One thing I noticed about the FOAF spec this evening is that it has primary "objects" for Agent, Person, Project, Organization, and Group, but nothing for Service. It would be cool if your Jabber server had a FOAF file of its own so that one could find out more information about the server (jabber 1.4 and other Jabber servers can have vCards, so enabling a server to have a FOAF file makes sense). FOAF allows me to list an accountServiceHomepage for an OnlineAccount or OnlineChatAccount, but as far as I can see (perhaps there is something on a wiki page somewhere) there is no way to directly describe such a Service, though presumably a Service would be a kind of Agent. And what about something like a Chatroom? Is that a kind of Group with a dynamic membership? Are only those registered with a Jabber chatroom considered to be members of that particular room/group? That seems to make sense, but it's details of this kind that would need to be worked out for us to use FOAF.

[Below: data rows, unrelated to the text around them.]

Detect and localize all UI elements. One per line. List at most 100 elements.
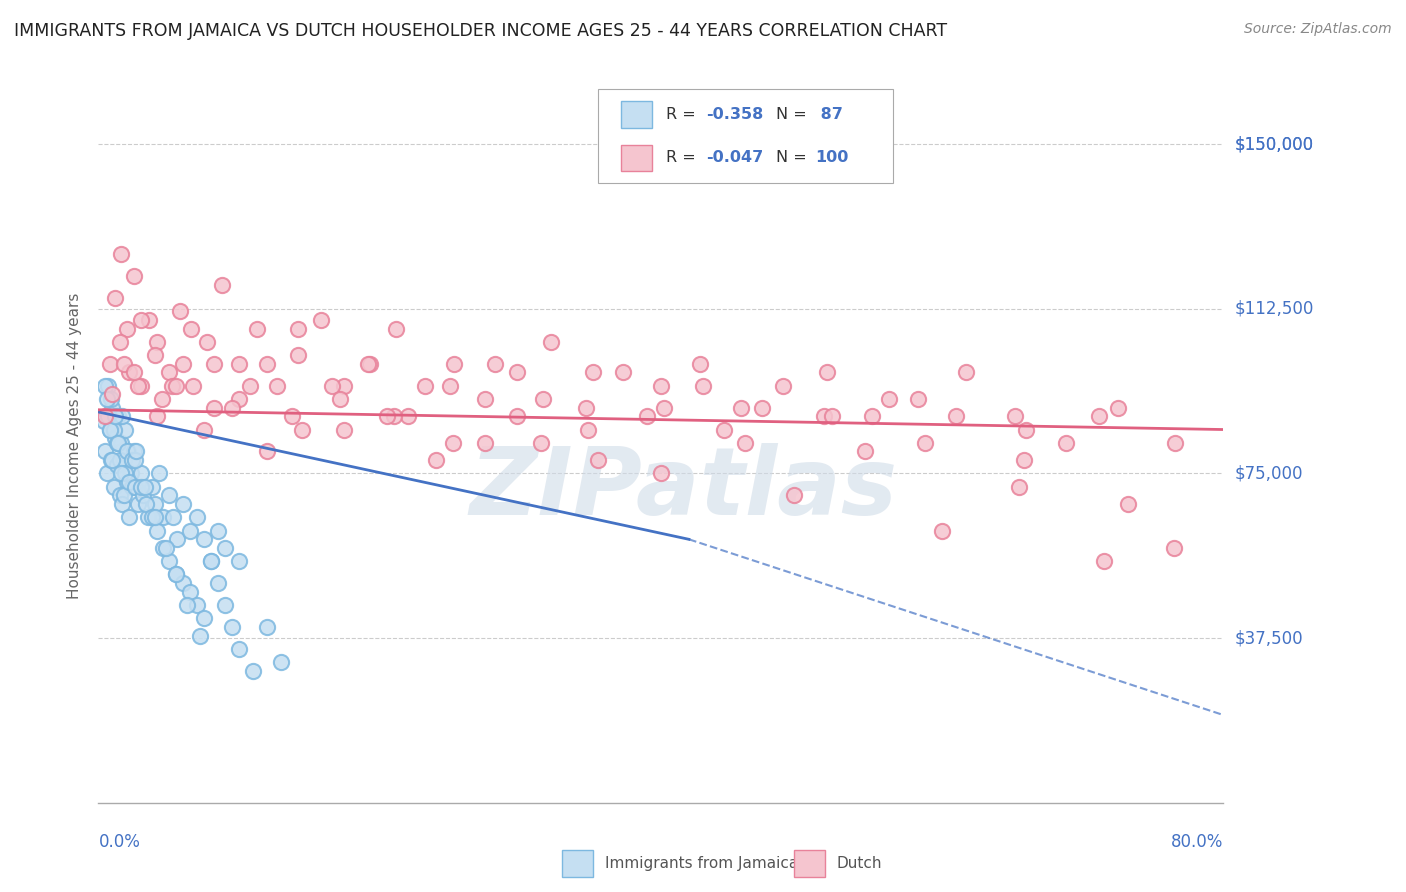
Text: -0.358: -0.358 <box>706 107 763 121</box>
Point <box>110 467 132 481</box>
Point <box>689 357 711 371</box>
Point <box>111 497 134 511</box>
Point <box>530 435 553 450</box>
Point <box>202 401 225 415</box>
Point <box>270 655 292 669</box>
Point <box>172 497 194 511</box>
Text: N =: N = <box>776 151 813 165</box>
Point <box>329 392 352 406</box>
Point <box>612 366 634 380</box>
Point <box>1163 541 1185 555</box>
Point <box>165 378 187 392</box>
Point <box>813 409 835 424</box>
Point <box>104 409 127 424</box>
Point <box>287 348 309 362</box>
Point <box>141 510 163 524</box>
Point <box>211 277 233 292</box>
Text: $150,000: $150,000 <box>1234 135 1313 153</box>
Point <box>1012 453 1035 467</box>
Point <box>141 480 163 494</box>
Text: $150,000: $150,000 <box>1234 135 1313 153</box>
Point <box>181 378 204 392</box>
Point <box>914 435 936 450</box>
Point <box>104 431 127 445</box>
Point <box>186 510 208 524</box>
Point <box>385 321 408 335</box>
Point <box>112 453 135 467</box>
Point <box>228 554 250 568</box>
Point <box>246 321 269 335</box>
Point <box>165 567 187 582</box>
Point <box>751 401 773 415</box>
Text: $37,500: $37,500 <box>1234 629 1303 647</box>
Point <box>877 392 900 406</box>
Point <box>1092 554 1115 568</box>
Text: -0.047: -0.047 <box>706 151 763 165</box>
Point <box>124 453 146 467</box>
Point <box>176 598 198 612</box>
Point <box>636 409 658 424</box>
Point <box>157 554 180 568</box>
Text: 0.0%: 0.0% <box>98 833 141 851</box>
Text: $112,500: $112,500 <box>1234 300 1313 318</box>
Point <box>129 480 152 494</box>
Point <box>287 321 309 335</box>
Point <box>214 541 236 555</box>
Point <box>103 423 125 437</box>
Point <box>200 554 222 568</box>
Point <box>165 567 187 582</box>
Point <box>382 409 405 424</box>
Point <box>98 423 121 437</box>
Point <box>506 366 529 380</box>
Point <box>484 357 506 371</box>
Point <box>506 409 529 424</box>
Point <box>180 321 202 335</box>
Point <box>108 488 131 502</box>
Point <box>122 366 145 380</box>
Point <box>115 475 138 490</box>
Point <box>143 510 166 524</box>
Point <box>1088 409 1111 424</box>
Point <box>132 488 155 502</box>
Point <box>540 334 562 349</box>
Point <box>143 497 166 511</box>
Point <box>157 366 180 380</box>
Point <box>650 467 672 481</box>
Point <box>730 401 752 415</box>
Point <box>120 467 142 481</box>
Point <box>146 334 169 349</box>
Point <box>146 524 169 538</box>
Point <box>107 409 129 424</box>
Point <box>108 334 131 349</box>
Point <box>118 475 141 490</box>
Point <box>110 247 132 261</box>
Point <box>134 480 156 494</box>
Point <box>207 524 229 538</box>
Point <box>98 357 121 371</box>
Text: R =: R = <box>666 151 702 165</box>
Point <box>333 423 356 437</box>
Point <box>179 585 201 599</box>
Point <box>443 357 465 371</box>
Point <box>143 348 166 362</box>
Point <box>1116 497 1139 511</box>
Point <box>117 444 139 458</box>
Text: R =: R = <box>666 107 702 121</box>
Point <box>105 458 128 472</box>
Text: Source: ZipAtlas.com: Source: ZipAtlas.com <box>1244 22 1392 37</box>
Text: 100: 100 <box>815 151 849 165</box>
Point <box>200 554 222 568</box>
Point <box>129 312 152 326</box>
Point <box>172 357 194 371</box>
Text: N =: N = <box>776 107 813 121</box>
Point <box>127 378 149 392</box>
Point <box>202 357 225 371</box>
Point <box>955 366 977 380</box>
Point <box>650 378 672 392</box>
Point <box>321 378 343 392</box>
Point <box>193 611 215 625</box>
Point <box>155 541 177 555</box>
Point <box>162 510 184 524</box>
Point <box>221 620 243 634</box>
Point <box>179 524 201 538</box>
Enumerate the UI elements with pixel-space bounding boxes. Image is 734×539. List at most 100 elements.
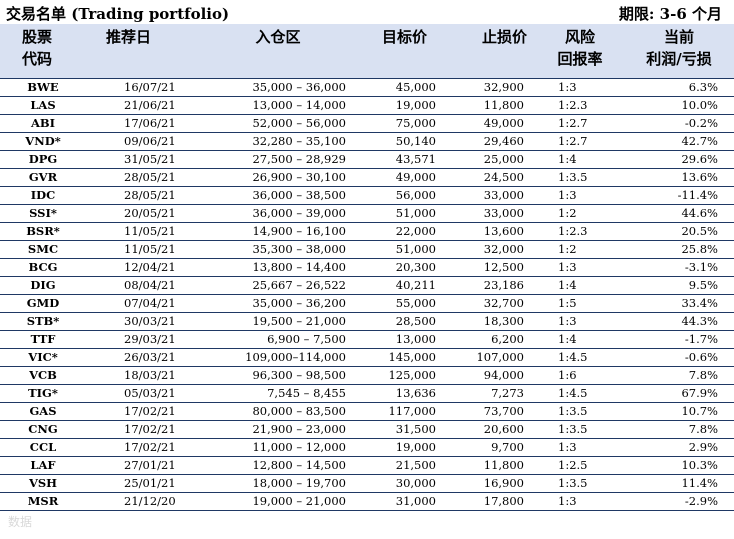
header-label: 入仓区: [255, 28, 301, 46]
cell-ticker: BWE: [0, 78, 86, 97]
cell-stop-loss: 73,700: [448, 402, 536, 421]
cell-recommend-date: 16/07/21: [86, 78, 198, 97]
cell-ticker: ABI: [0, 114, 86, 133]
cell-entry-zone: 11,000 – 12,000: [198, 438, 358, 457]
cell-risk-reward: 1:2.7: [536, 114, 624, 133]
table-row: CCL 17/02/21 11,000 – 12,000 19,000 9,700 1:3…: [0, 438, 734, 457]
cell-recommend-date: 07/04/21: [86, 294, 198, 313]
cell-stop-loss: 11,800: [448, 456, 536, 475]
header-label: 风险: [564, 28, 595, 46]
cell-target-price: 19,000: [358, 96, 448, 115]
cell-entry-zone: 80,000 – 83,500: [198, 402, 358, 421]
cell-entry-zone: 35,000 – 36,200: [198, 294, 358, 313]
cell-recommend-date: 25/01/21: [86, 474, 198, 493]
cell-current-pl: 42.7%: [624, 132, 734, 151]
cell-recommend-date: 17/02/21: [86, 402, 198, 421]
cell-entry-zone: 36,000 – 38,500: [198, 186, 358, 205]
cell-entry-zone: 19,500 – 21,000: [198, 312, 358, 331]
cell-ticker: LAF: [0, 456, 86, 475]
cell-entry-zone: 26,900 – 30,100: [198, 168, 358, 187]
table-row: BSR* 11/05/21 14,900 – 16,100 22,000 13,600 1…: [0, 222, 734, 241]
cell-risk-reward: 1:3.5: [536, 474, 624, 493]
table-row: VIC* 26/03/21 109,000–114,000 145,000 107,00…: [0, 348, 734, 367]
cell-stop-loss: 49,000: [448, 114, 536, 133]
cell-stop-loss: 33,000: [448, 186, 536, 205]
cell-recommend-date: 28/05/21: [86, 186, 198, 205]
table-row: SSI* 20/05/21 36,000 – 39,000 51,000 33,000 1…: [0, 204, 734, 223]
cell-ticker: DIG: [0, 276, 86, 295]
header-label: 当前: [663, 28, 694, 46]
cell-risk-reward: 1:3.5: [536, 420, 624, 439]
header-label: 目标价: [382, 28, 428, 46]
cell-target-price: 56,000: [358, 186, 448, 205]
cell-stop-loss: 29,460: [448, 132, 536, 151]
table-row: VCB 18/03/21 96,300 – 98,500 125,000 94,000 1…: [0, 366, 734, 385]
cell-recommend-date: 28/05/21: [86, 168, 198, 187]
cell-current-pl: -2.9%: [624, 492, 734, 511]
holding-period: 期限: 3-6 个月: [618, 5, 722, 23]
cell-target-price: 21,500: [358, 456, 448, 475]
cell-target-price: 30,000: [358, 474, 448, 493]
cell-ticker: CCL: [0, 438, 86, 457]
portfolio-table-container: 股票 代码 推荐日 入仓区 目标价 止损价 风险 回报率 当前 利润/亏损 BWE 16/07/21…: [0, 24, 734, 511]
cell-current-pl: 33.4%: [624, 294, 734, 313]
cell-entry-zone: 19,000 – 21,000: [198, 492, 358, 511]
cell-risk-reward: 1:2: [536, 204, 624, 223]
cell-risk-reward: 1:2.7: [536, 132, 624, 151]
cell-stop-loss: 6,200: [448, 330, 536, 349]
table-row: SMC 11/05/21 35,300 – 38,000 51,000 32,000 1:…: [0, 240, 734, 259]
cell-ticker: BSR*: [0, 222, 86, 241]
cell-stop-loss: 107,000: [448, 348, 536, 367]
header-label: 利润/亏损: [646, 50, 712, 68]
cell-current-pl: 7.8%: [624, 366, 734, 385]
table-row: MSR 21/12/20 19,000 – 21,000 31,000 17,800 1:…: [0, 492, 734, 511]
cell-target-price: 125,000: [358, 366, 448, 385]
table-row: ABI 17/06/21 52,000 – 56,000 75,000 49,000 1:…: [0, 114, 734, 133]
cell-entry-zone: 96,300 – 98,500: [198, 366, 358, 385]
header-current-pl: 当前利润/亏损: [624, 24, 734, 79]
cell-risk-reward: 1:2: [536, 240, 624, 259]
cell-recommend-date: 17/02/21: [86, 438, 198, 457]
table-row: BWE 16/07/21 35,000 – 36,000 45,000 32,900 1:…: [0, 78, 734, 97]
cell-stop-loss: 9,700: [448, 438, 536, 457]
cell-current-pl: -3.1%: [624, 258, 734, 277]
cell-target-price: 13,636: [358, 384, 448, 403]
cell-risk-reward: 1:4: [536, 330, 624, 349]
cell-entry-zone: 13,800 – 14,400: [198, 258, 358, 277]
table-header-row: 股票 代码 推荐日 入仓区 目标价 止损价 风险 回报率 当前 利润/亏损: [0, 24, 734, 79]
cell-entry-zone: 25,667 – 26,522: [198, 276, 358, 295]
table-row: GAS 17/02/21 80,000 – 83,500 117,000 73,700 1…: [0, 402, 734, 421]
cell-risk-reward: 1:4.5: [536, 348, 624, 367]
cell-recommend-date: 12/04/21: [86, 258, 198, 277]
cell-stop-loss: 12,500: [448, 258, 536, 277]
cell-current-pl: 25.8%: [624, 240, 734, 259]
cell-stop-loss: 17,800: [448, 492, 536, 511]
cell-stop-loss: 25,000: [448, 150, 536, 169]
watermark-logo: 数据: [8, 515, 33, 529]
cell-entry-zone: 35,300 – 38,000: [198, 240, 358, 259]
cell-risk-reward: 1:3: [536, 78, 624, 97]
cell-risk-reward: 1:3: [536, 312, 624, 331]
cell-ticker: VSH: [0, 474, 86, 493]
cell-risk-reward: 1:5: [536, 294, 624, 313]
cell-ticker: VND*: [0, 132, 86, 151]
cell-risk-reward: 1:2.3: [536, 96, 624, 115]
cell-target-price: 55,000: [358, 294, 448, 313]
cell-current-pl: 20.5%: [624, 222, 734, 241]
cell-recommend-date: 17/06/21: [86, 114, 198, 133]
table-row: DIG 08/04/21 25,667 – 26,522 40,211 23,186 1:…: [0, 276, 734, 295]
cell-target-price: 31,000: [358, 492, 448, 511]
cell-ticker: DPG: [0, 150, 86, 169]
cell-stop-loss: 32,000: [448, 240, 536, 259]
cell-target-price: 40,211: [358, 276, 448, 295]
cell-stop-loss: 18,300: [448, 312, 536, 331]
cell-stop-loss: 24,500: [448, 168, 536, 187]
cell-current-pl: 29.6%: [624, 150, 734, 169]
cell-current-pl: 11.4%: [624, 474, 734, 493]
cell-recommend-date: 31/05/21: [86, 150, 198, 169]
table-row: GVR 28/05/21 26,900 – 30,100 49,000 24,500 1:…: [0, 168, 734, 187]
cell-stop-loss: 32,700: [448, 294, 536, 313]
cell-current-pl: 10.7%: [624, 402, 734, 421]
cell-entry-zone: 18,000 – 19,700: [198, 474, 358, 493]
cell-target-price: 45,000: [358, 78, 448, 97]
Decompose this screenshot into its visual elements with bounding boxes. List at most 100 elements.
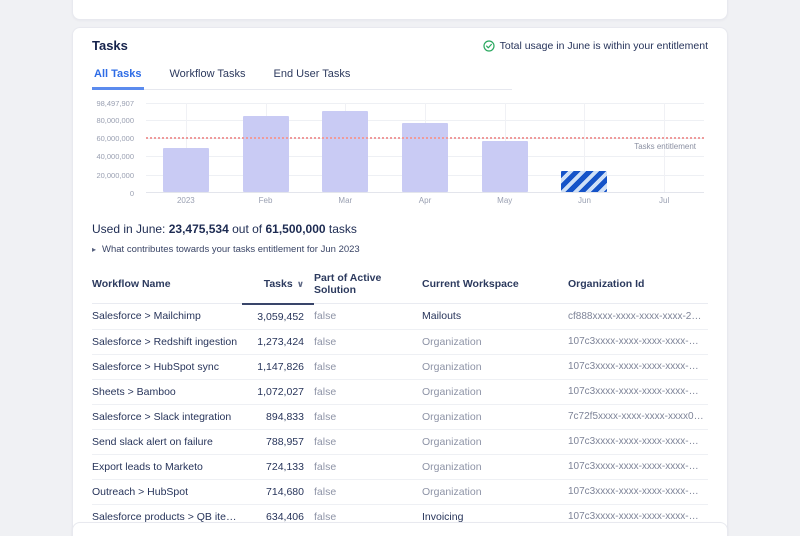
- y-axis-tick: 40,000,000: [96, 152, 134, 162]
- entitlement-details-toggle[interactable]: ▸ What contributes towards your tasks en…: [92, 244, 708, 255]
- column-header-workflow-name[interactable]: Workflow Name: [92, 267, 242, 304]
- org-id-cell: 107c3xxxx-xxxx-xxxx-xxxx-51248e...: [568, 454, 708, 480]
- x-axis-label: Jul: [659, 196, 670, 205]
- org-id-cell: cf888xxxx-xxxx-xxxx-xxxx-224cde...: [568, 303, 708, 330]
- workspace-cell: Mailouts: [422, 303, 568, 330]
- bar-mar[interactable]: [322, 111, 369, 192]
- toggle-label: What contributes towards your tasks enti…: [102, 244, 360, 255]
- column-header-part-of-active-solution[interactable]: Part of Active Solution: [314, 267, 422, 304]
- gridline: [664, 103, 666, 192]
- y-axis-tick: 98,497,907: [96, 99, 134, 108]
- x-axis-label: Jun: [578, 196, 591, 205]
- org-id-cell: 7c72f5xxxx-xxxx-xxxx-xxxx011706...: [568, 404, 708, 430]
- tasks-card: Tasks Total usage in June is within your…: [72, 27, 728, 536]
- page-title: Tasks: [92, 38, 128, 53]
- table-row: Sheets > Bamboo 1,072,027 false Organizatio…: [92, 379, 708, 405]
- workspace-cell: Organization: [422, 454, 568, 480]
- bar-jun[interactable]: [561, 170, 608, 192]
- check-circle-icon: [483, 40, 495, 52]
- x-axis: 2023 Feb Mar Apr May Jun Jul: [146, 196, 704, 205]
- tab-end-user-tasks[interactable]: End User Tasks: [273, 68, 351, 80]
- column-header-organization-id[interactable]: Organization Id: [568, 267, 708, 304]
- tasks-cell: 714,680: [242, 479, 314, 505]
- tasks-cell: 1,072,027: [242, 379, 314, 405]
- tab-workflow-tasks[interactable]: Workflow Tasks: [169, 68, 246, 80]
- tasks-cell: 1,273,424: [242, 329, 314, 355]
- workspace-cell: Organization: [422, 479, 568, 505]
- workflow-table: Workflow Name Tasks ∨ Part of Active Soluti…: [92, 267, 708, 536]
- entitlement-line-label: Tasks entitlement: [634, 141, 696, 151]
- org-id-cell: 107c3xxxx-xxxx-xxxx-xxxx-51248e...: [568, 329, 708, 355]
- column-header-tasks[interactable]: Tasks ∨: [242, 267, 314, 305]
- workflow-name-cell: Send slack alert on failure: [92, 429, 242, 455]
- workspace-cell: Organization: [422, 429, 568, 455]
- y-axis: 98,497,907 80,000,000 60,000,000 40,000,000…: [92, 99, 138, 198]
- status-text: Total usage in June is within your entit…: [499, 40, 708, 52]
- y-axis-tick: 20,000,000: [96, 170, 134, 180]
- tab-all-tasks[interactable]: All Tasks: [92, 64, 144, 90]
- tasks-cell: 1,147,826: [242, 354, 314, 380]
- next-card-edge: [72, 522, 728, 536]
- bar-2023[interactable]: [162, 147, 209, 192]
- x-axis-label: Apr: [418, 196, 432, 205]
- active-solution-cell: false: [314, 429, 422, 455]
- workspace-cell: Organization: [422, 329, 568, 355]
- org-id-cell: 107c3xxxx-xxxx-xxxx-xxxx-51248e...: [568, 429, 708, 455]
- active-solution-cell: false: [314, 354, 422, 380]
- entitlement-line: [146, 136, 704, 139]
- y-axis-tick: 80,000,000: [96, 115, 134, 125]
- gridline: [584, 103, 586, 192]
- table-row: Salesforce > Redshift ingestion 1,273,424…: [92, 329, 708, 355]
- bar-may[interactable]: [481, 140, 528, 192]
- active-solution-cell: false: [314, 303, 422, 330]
- table-row: Export leads to Marketo 724,133 false Organ…: [92, 454, 708, 480]
- sort-descending-icon: ∨: [296, 278, 304, 289]
- tasks-cell: 3,059,452: [242, 303, 314, 330]
- tasks-cell: 724,133: [242, 454, 314, 480]
- table-row: Salesforce > Slack integration 894,833 fal…: [92, 404, 708, 430]
- active-solution-cell: false: [314, 329, 422, 355]
- usage-prefix: Used in June:: [92, 222, 169, 236]
- usage-used-value: 23,475,534: [168, 222, 229, 236]
- workflow-name-cell: Outreach > HubSpot: [92, 479, 242, 505]
- org-id-cell: 107c3xxxx-xxxx-xxxx-xxxx-51248e...: [568, 379, 708, 405]
- workflow-name-cell: Salesforce > HubSpot sync: [92, 354, 242, 380]
- tasks-cell: 788,957: [242, 429, 314, 455]
- x-axis-label: 2023: [176, 196, 195, 205]
- usage-middle: out of: [228, 222, 266, 236]
- workflow-name-cell: Export leads to Marketo: [92, 454, 242, 480]
- table-row: Send slack alert on failure 788,957 false O…: [92, 429, 708, 455]
- org-id-cell: 107c3xxxx-xxxx-xxxx-xxxx-51248e...: [568, 354, 708, 380]
- workflow-name-cell: Sheets > Bamboo: [92, 379, 242, 405]
- y-axis-tick: 60,000,000: [96, 134, 134, 144]
- entitlement-status: Total usage in June is within your entit…: [483, 38, 708, 52]
- chart-plot-area: Tasks entitlement: [146, 103, 704, 193]
- y-axis-tick: 0: [129, 189, 134, 198]
- bar-feb[interactable]: [242, 115, 289, 192]
- active-solution-cell: false: [314, 404, 422, 430]
- bar-apr[interactable]: [402, 123, 448, 192]
- usage-total-value: 61,500,000: [265, 222, 326, 236]
- org-id-cell: 107c3xxxx-xxxx-xxxx-xxxx-51248e...: [568, 479, 708, 505]
- workspace-cell: Organization: [422, 404, 568, 430]
- previous-card-edge: [72, 0, 728, 20]
- workflow-name-cell: Salesforce > Mailchimp: [92, 303, 242, 330]
- workspace-cell: Organization: [422, 379, 568, 405]
- tasks-usage-chart: 98,497,907 80,000,000 60,000,000 40,000,000…: [92, 99, 708, 207]
- expand-arrow-icon: ▸: [92, 245, 97, 254]
- table-row: Outreach > HubSpot 714,680 false Organizati…: [92, 479, 708, 505]
- active-solution-cell: false: [314, 479, 422, 505]
- x-axis-label: May: [497, 196, 513, 205]
- tabs: All Tasks Workflow Tasks End User Tasks: [92, 64, 512, 90]
- tasks-cell: 894,833: [242, 404, 314, 430]
- card-header: Tasks Total usage in June is within your…: [92, 38, 708, 53]
- table-row: Salesforce > Mailchimp 3,059,452 false Mail…: [92, 303, 708, 330]
- active-solution-cell: false: [314, 454, 422, 480]
- column-header-current-workspace[interactable]: Current Workspace: [422, 267, 568, 304]
- usage-suffix: tasks: [325, 222, 357, 236]
- active-solution-cell: false: [314, 379, 422, 405]
- table-body: Salesforce > Mailchimp 3,059,452 false Mail…: [92, 303, 708, 536]
- workspace-cell: Organization: [422, 354, 568, 380]
- workflow-name-cell: Salesforce > Slack integration: [92, 404, 242, 430]
- usage-summary: Used in June: 23,475,534 out of 61,500,0…: [92, 222, 708, 236]
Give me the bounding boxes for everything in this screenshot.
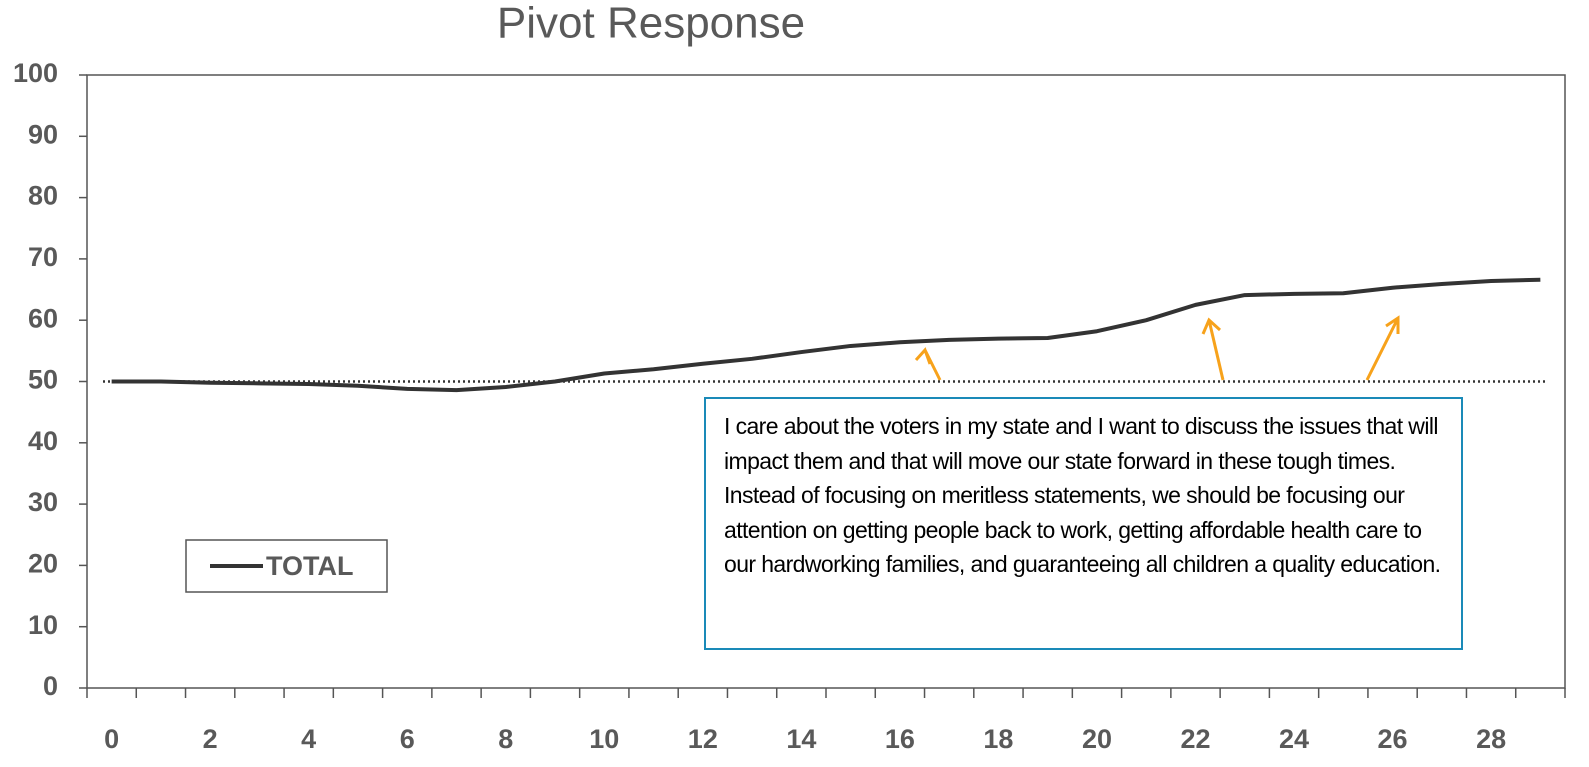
y-tick-label: 30 (28, 487, 58, 517)
x-tick-label: 4 (301, 724, 316, 754)
x-tick-label: 8 (498, 724, 513, 754)
x-tick-label: 2 (203, 724, 218, 754)
y-tick-label: 100 (13, 58, 58, 88)
x-tick-label: 22 (1180, 724, 1210, 754)
y-tick-label: 80 (28, 181, 58, 211)
annotation: I care about the voters in my state and … (704, 397, 1463, 650)
y-tick-label: 60 (28, 303, 58, 333)
x-tick-label: 10 (589, 724, 619, 754)
x-tick-label: 20 (1082, 724, 1112, 754)
y-tick-label: 70 (28, 242, 58, 272)
x-tick-label: 6 (400, 724, 415, 754)
y-tick-label: 20 (28, 549, 58, 579)
y-tick-label: 40 (28, 426, 58, 456)
x-tick-label: 12 (688, 724, 718, 754)
y-tick-label: 90 (28, 119, 58, 149)
arrow (914, 347, 942, 381)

The Atomistas in the Atompub WG are also looking into FOAF a bit, though it seems that they will not end up using FOAF directly but rather define some transformation of Atom author info into FOAF properties (one of the main concerns seems to be that FOAF is a community effort outside the purview of any standards development organization). In any case, it seems that this might be a further way to connect the Jabberites, Atomistas, and FOAFsters of the world. I've long sensed that there exists some "sweet spot" of integration between IM, blogging, social networking, and related technologies. Perhaps FOAF is part of that emerging story.